Merkel tells Greeks of need for cuts

Wed, Oct 10, 2012, 01:00

ON HER first visit to Greece since the onset of the debt crisis, Germany’s chancellor has told austerity-weary Greeks that while she’s “fully aware” of the difficult juncture they are in, they have few options but to persist with fiscal adjustment.

“It is worth Greece’s while to continue, because if it does not the situation will be even tougher in the future,” Angela Merkel said during a press conference with her Greek counterpart, Antonis Samaras.

Dr Merkel, who had come under domestic criticism for her failure to visit Greece, said it was her “hope and wish” that Greece remains in the euro zone and underlined that the disbursement of the next €31 billion tranche of bailout loans is dependent on the forthcoming report from the country’s lending troika, comprising the European Union, European Central Bank and International Monetary Fund.
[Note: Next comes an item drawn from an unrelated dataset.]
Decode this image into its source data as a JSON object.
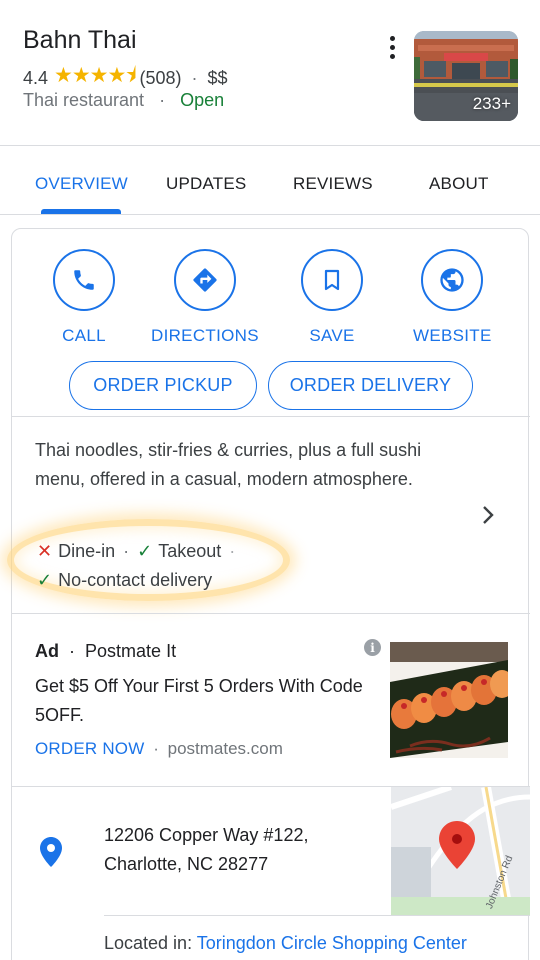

However, the chancellor provided no indication of when that report will be completed or what it will recommend. Telling Dr Merkel that the “Greek people are bleeding but are determined to stay in the euro”, the Greek leader maintained his country had no choice but to implement the terms of its bailout programmes and carry out overdue structural reforms.

Later, citing sources in the premier’s office, local reports said the next tranche would only be paid out if 89 outstanding structural reforms – including budget cuts, administrative overhauls, privatisations, and labour market and tax reforms – were implemented.

But receiving the chancellor after her meeting with Mr Samaras, Greece’s president said Greeks were at breaking point.

“The Greek people are experiencing trying times and have nearly exhausted their limits of endurance. We must think of measures that can provide hope – especially measures to spur growth and combat youth unemployment, which is higher even than Spain,” Karolos Papoulias said.

Giving public expression to that message were the estimated 80,000 people who attended anti-austerity demonstrations in central Athens, despite a massive police operation involving 7,000 officers and a ban on protests.

The draconian drive to prevent Dr Merkel from seeing any dissent during her six-hour stay was lampooned in a front-page cartoon in the Ta Nea daily, which showed a cleaner sweeping demonstrators under the red carpet leading to the German government jet.

One protester, Stella Mouroutsou (25), claimed Greece had lost its sovereignty to the German leader, who needed to understand how hard it is for Greeks. “I’ve got a college degree, and I can’t get a full-time job or even a part-time job with a living wage. These austerity measures have destroyed the country.

Other protesters resorted to anti-German stereotypes. Heading a group of protesting municipal employees at Syntagma Square was a black army vehicle with men dressed in Nazi uniforms and holding a swastika flag. The flag was burned. Later on the square, a group of army special forces reservists appeared in full uniform, chanting “Together, let’s throw the Nazis out”.

Some demonstrators tried to force their way through a steel barrier and police responded with stun grenades and tear gas. Hooded elements hurled missiles. The protest took a surreal turn when a man ran around naked.